About multi-colored golds (and a few other things)


Color (and metals):

Pure gold, 24K*, is always a deep orange yellow color . When other metals are added to pure gold the color changes (so does the hardness). As a general rule, adding copper makes a gold reddish, silver makes it greenish-yellow, nickel or palladium makes it white. Exotic colors like purple, blue, and teal are made with other metals e.g., aluminum makes a purple gold. Exotic colored golds usually have very poor mechanical properties that may preclude their use in rings (except as accents); we think of them as rather fragile "precious stones", better used as parts of pendants, brooches, etc. Many other metals, and other elements, are added in small quantities to change the mechanical properties, but their influence on color usually isn't significant. Unlike some jewelers, we do not electroplate our rings to achieve a color of gold—the color you see is goes entirely through that piece of gold.

Pure platinum and platinum alloys used in jewelry are always white . The white is usually a bit cooler than white gold alloys.

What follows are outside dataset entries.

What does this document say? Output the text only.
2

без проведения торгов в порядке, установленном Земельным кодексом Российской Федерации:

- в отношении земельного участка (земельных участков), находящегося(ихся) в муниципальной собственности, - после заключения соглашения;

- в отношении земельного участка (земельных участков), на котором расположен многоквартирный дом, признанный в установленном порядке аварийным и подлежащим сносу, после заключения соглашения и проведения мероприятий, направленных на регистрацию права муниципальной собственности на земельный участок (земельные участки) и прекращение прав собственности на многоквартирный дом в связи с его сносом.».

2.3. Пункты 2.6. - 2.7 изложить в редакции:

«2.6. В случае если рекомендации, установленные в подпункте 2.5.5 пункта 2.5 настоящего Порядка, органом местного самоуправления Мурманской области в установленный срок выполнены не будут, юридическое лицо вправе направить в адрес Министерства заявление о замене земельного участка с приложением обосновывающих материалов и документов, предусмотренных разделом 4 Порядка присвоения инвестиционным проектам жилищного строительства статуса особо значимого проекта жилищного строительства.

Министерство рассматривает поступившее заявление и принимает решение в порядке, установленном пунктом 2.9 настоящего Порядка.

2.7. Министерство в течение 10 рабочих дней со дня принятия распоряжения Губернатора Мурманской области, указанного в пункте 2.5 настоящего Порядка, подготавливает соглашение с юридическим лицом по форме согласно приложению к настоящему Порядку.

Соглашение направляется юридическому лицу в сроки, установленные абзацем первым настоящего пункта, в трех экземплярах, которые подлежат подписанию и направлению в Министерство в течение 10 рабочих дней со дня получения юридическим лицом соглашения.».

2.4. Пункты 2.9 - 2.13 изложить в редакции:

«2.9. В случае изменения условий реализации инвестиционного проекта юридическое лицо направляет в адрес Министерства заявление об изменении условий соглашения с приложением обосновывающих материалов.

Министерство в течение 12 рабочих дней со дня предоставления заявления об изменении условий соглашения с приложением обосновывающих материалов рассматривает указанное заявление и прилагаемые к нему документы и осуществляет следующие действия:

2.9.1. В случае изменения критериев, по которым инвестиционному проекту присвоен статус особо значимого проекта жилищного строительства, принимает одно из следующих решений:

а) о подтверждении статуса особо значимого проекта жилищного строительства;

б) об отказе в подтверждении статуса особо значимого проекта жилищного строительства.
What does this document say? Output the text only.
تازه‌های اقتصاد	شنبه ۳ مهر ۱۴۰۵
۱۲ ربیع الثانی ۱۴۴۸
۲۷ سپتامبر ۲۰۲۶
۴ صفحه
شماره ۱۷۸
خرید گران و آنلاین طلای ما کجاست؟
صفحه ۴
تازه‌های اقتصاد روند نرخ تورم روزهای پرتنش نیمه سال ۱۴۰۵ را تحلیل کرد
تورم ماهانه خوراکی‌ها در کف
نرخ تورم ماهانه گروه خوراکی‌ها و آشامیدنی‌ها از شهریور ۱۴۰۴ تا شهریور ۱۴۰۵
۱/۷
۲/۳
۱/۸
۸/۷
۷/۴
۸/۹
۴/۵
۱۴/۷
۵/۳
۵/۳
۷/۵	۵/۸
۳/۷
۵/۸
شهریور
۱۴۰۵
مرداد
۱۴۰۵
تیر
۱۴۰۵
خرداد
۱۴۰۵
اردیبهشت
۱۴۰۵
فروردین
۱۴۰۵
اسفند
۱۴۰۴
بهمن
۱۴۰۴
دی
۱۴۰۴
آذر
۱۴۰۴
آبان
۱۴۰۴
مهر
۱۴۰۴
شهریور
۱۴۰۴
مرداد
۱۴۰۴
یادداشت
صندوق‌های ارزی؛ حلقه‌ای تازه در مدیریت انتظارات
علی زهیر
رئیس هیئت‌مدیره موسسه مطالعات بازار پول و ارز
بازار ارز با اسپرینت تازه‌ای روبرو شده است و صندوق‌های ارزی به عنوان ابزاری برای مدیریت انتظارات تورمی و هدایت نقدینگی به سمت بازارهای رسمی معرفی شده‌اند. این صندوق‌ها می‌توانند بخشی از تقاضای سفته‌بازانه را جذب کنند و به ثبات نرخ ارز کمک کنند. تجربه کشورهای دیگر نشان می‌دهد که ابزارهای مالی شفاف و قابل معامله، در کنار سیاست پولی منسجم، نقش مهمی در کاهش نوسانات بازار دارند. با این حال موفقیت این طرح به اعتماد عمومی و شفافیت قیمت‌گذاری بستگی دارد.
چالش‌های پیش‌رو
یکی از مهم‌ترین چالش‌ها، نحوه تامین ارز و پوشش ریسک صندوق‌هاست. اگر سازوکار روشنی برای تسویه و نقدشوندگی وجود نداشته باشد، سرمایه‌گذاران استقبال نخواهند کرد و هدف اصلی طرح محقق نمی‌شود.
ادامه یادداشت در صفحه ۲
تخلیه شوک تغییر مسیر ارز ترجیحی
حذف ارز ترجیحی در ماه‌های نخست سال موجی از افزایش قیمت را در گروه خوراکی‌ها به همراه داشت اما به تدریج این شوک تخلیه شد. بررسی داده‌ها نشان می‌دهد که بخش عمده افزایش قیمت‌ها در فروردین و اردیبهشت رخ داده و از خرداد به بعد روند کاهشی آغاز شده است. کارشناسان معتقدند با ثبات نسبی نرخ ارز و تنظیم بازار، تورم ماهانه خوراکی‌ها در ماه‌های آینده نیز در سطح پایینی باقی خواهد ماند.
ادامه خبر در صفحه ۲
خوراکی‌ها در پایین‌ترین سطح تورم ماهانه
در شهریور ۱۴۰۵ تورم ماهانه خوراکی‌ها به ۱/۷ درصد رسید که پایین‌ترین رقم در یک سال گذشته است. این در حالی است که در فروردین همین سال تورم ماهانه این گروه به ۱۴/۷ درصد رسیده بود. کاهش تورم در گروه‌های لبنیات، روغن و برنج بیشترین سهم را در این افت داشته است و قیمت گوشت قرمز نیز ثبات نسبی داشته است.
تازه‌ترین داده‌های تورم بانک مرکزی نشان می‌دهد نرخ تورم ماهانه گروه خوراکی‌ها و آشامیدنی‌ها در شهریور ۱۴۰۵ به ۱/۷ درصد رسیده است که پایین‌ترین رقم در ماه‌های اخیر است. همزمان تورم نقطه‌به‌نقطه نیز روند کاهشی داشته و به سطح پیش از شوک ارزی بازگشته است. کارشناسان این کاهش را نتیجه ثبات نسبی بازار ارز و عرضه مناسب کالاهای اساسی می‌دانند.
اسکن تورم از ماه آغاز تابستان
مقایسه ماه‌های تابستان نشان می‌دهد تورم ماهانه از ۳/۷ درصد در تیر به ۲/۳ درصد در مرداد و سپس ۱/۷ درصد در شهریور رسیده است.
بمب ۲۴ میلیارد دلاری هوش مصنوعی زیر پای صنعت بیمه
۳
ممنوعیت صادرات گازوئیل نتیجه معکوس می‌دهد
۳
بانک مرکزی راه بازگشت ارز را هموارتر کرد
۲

We also use many other metals to create the richness of design we want: mild steel, titanium, copper and its alloys, niobium, zirconium, tungsten…. It's not exactly a Crayola™ box of colors, but the range is far wide.

* "K", karat, is a measure of gold purity—24K is 100% pure gold. 18K gold is 75% pure gold (18 divided by 24). Just as a note, "Ct.", carat, is a measure of stone weight: 5 Cts. = 1 Gram.


Allergic Reactions:

Very few people, if any, are allergic to pure gold. What they may be allergic to are some of the metals used in making gold alloys. The most common is to nickel which is mainly used in making white gold. If you know you are allergic to a specific metal/s please inform us so we can advise you on alloys to avoid. In over 20 years of business, we have seen very few true metal allergies, in most cases the ring was simply too tight, and it's trapped soap or detergent that causes the skin irritation. Please consult your physician if you have any doubts about an allergy.


Colors on monitors:

Finally, the color you see on your monitor may not be the exact color of the gold (or stone)—monitors differ slightly in how colors are rendered. Feel free to contact us if you have any questions [AAP].



Because each ring is hand-made, ring widths or thicknesses are usually accurate to ± 0.2mm. Stones are weighed to an accuracy of ± 0.01 ct. (large semi-precious stones are often described in terms millimeter size not weight).